I have been reading a great deal of fiction in translation lately, mainly, I think, to get away from an American perspective. The exception, of course, being these two pieces by the Puerto Rican American writer, Eduardo Lalo, which provided a non-mainland, American perspective. 

Eduardo Lalo, Simone: A Novel, translated from the Spanish by David Frye (Chicago: U. of Chicago Press, 2015) ("Stretched out on the and, I was watching her dig the moat for one of her complicated castles, and I realized how close I wanted to be to this body that simultaneously surrendered and withheld itself. I did't say a a word, but I fought insistently to find the form in which I could make my emotion evident. You know you love someone when you are afraid to make her suffer. There, by her side, blinded by the midday sun, I was anguished by a pain that was not my own, one that I could do almost nothing to stop. At this moment, Li was much more than a body I desired, or a Chinese person, or even a woman. Completely engrossed in her sand castle, she was then a human being whose secret pain I had glimpsed. Her circumstances, what she did or didn't do, what she knew or didn't know about herself, ceased to be relevant. She was plainly and categorically a living being with the ability to overwhelm me because I knew just how deeply she had been wounded.

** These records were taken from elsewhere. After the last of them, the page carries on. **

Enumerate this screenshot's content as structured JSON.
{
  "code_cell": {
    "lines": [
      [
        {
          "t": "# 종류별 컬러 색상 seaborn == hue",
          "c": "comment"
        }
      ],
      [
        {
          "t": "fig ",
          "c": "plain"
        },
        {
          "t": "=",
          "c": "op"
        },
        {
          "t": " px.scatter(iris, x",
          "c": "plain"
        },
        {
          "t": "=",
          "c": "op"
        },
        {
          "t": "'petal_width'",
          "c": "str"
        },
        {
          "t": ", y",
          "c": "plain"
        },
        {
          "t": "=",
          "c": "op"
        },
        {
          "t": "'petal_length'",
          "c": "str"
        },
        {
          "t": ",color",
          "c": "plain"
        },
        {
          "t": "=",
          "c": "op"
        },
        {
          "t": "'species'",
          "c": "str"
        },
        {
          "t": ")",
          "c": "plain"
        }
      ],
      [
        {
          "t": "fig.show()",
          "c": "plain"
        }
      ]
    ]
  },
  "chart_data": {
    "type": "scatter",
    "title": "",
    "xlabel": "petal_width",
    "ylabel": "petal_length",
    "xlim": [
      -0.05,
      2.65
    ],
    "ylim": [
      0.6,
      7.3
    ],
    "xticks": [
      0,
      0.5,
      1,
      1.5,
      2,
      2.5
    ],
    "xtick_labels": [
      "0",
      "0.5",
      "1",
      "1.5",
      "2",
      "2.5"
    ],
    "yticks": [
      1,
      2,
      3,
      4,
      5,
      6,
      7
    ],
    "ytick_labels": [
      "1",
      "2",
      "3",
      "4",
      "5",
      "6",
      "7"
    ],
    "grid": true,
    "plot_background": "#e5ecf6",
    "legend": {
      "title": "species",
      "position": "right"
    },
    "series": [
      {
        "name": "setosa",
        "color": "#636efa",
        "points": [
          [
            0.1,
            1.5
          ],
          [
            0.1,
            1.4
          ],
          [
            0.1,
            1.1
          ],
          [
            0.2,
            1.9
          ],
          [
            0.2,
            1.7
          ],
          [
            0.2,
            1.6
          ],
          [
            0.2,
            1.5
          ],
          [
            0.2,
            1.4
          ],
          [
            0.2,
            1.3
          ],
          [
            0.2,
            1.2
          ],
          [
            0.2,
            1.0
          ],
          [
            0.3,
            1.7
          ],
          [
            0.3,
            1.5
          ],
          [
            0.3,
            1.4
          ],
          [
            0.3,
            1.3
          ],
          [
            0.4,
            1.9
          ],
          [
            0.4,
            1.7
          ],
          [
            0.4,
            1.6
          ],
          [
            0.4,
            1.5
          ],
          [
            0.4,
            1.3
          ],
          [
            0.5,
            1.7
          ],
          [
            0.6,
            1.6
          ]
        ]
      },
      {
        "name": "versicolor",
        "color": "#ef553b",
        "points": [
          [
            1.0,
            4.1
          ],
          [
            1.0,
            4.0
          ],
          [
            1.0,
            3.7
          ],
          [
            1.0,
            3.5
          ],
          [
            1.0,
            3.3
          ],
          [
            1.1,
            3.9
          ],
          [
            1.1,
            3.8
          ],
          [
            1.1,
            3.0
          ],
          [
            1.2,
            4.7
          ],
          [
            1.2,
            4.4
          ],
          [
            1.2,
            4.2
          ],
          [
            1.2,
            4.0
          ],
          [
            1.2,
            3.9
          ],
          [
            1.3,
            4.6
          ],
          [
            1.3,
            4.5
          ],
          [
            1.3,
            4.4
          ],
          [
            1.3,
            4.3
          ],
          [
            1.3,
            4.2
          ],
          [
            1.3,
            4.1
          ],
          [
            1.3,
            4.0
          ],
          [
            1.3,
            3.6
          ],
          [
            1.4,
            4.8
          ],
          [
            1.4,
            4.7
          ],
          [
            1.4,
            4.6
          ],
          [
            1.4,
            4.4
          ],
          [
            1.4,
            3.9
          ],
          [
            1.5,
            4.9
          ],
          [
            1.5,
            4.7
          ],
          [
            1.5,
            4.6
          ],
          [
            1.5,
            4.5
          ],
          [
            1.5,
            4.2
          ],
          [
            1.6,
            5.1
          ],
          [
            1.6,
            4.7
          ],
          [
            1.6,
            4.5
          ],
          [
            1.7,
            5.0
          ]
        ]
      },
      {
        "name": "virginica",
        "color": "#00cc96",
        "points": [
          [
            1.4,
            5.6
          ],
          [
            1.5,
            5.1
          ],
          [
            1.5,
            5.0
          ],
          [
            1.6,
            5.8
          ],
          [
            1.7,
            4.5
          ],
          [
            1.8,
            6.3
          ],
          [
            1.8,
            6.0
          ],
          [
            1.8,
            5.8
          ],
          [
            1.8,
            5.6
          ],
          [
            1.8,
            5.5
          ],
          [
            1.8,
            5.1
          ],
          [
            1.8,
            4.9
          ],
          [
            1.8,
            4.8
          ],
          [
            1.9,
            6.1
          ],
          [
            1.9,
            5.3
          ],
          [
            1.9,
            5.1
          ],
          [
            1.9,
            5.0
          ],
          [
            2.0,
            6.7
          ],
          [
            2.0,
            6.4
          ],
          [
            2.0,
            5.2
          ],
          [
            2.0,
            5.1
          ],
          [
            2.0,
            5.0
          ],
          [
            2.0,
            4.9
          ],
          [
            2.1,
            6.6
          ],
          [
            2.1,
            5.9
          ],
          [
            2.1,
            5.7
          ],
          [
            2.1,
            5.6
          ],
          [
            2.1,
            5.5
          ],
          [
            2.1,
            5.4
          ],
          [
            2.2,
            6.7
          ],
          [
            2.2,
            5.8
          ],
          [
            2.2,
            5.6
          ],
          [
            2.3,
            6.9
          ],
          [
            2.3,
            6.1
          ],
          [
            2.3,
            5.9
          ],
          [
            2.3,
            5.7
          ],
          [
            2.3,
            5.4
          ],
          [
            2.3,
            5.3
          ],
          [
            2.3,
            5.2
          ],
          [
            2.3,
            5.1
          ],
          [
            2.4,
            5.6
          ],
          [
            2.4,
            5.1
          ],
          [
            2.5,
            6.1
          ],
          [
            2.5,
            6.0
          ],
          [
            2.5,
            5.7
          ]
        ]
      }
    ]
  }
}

She was similar to me, without a doubt, but I desired more than anything, more than even my own happiness, that she not suffer, that she might be forever so: playing in the sand, as free from cares as the childhood that history had robbed her of. Love was, I realized on this beach, the impossible and failed attempt to protect someone from her own life story." Id. at 108-109. "It isn't about being fair, and anyway. literature has never pretended to be; it's not a civil code or a democratic regime. The reader also inhabits a geography, which creates a politics of passions. Literature is still one of the few arenas where it is possible to practice an elegant and constructive terrorism." Id. at 145.).

Eduardo Lalo, Uselessness: A Novel, translated from the Spanish by Suzanne Jill Levine (Chicago: U. of Chicago Press, 2017).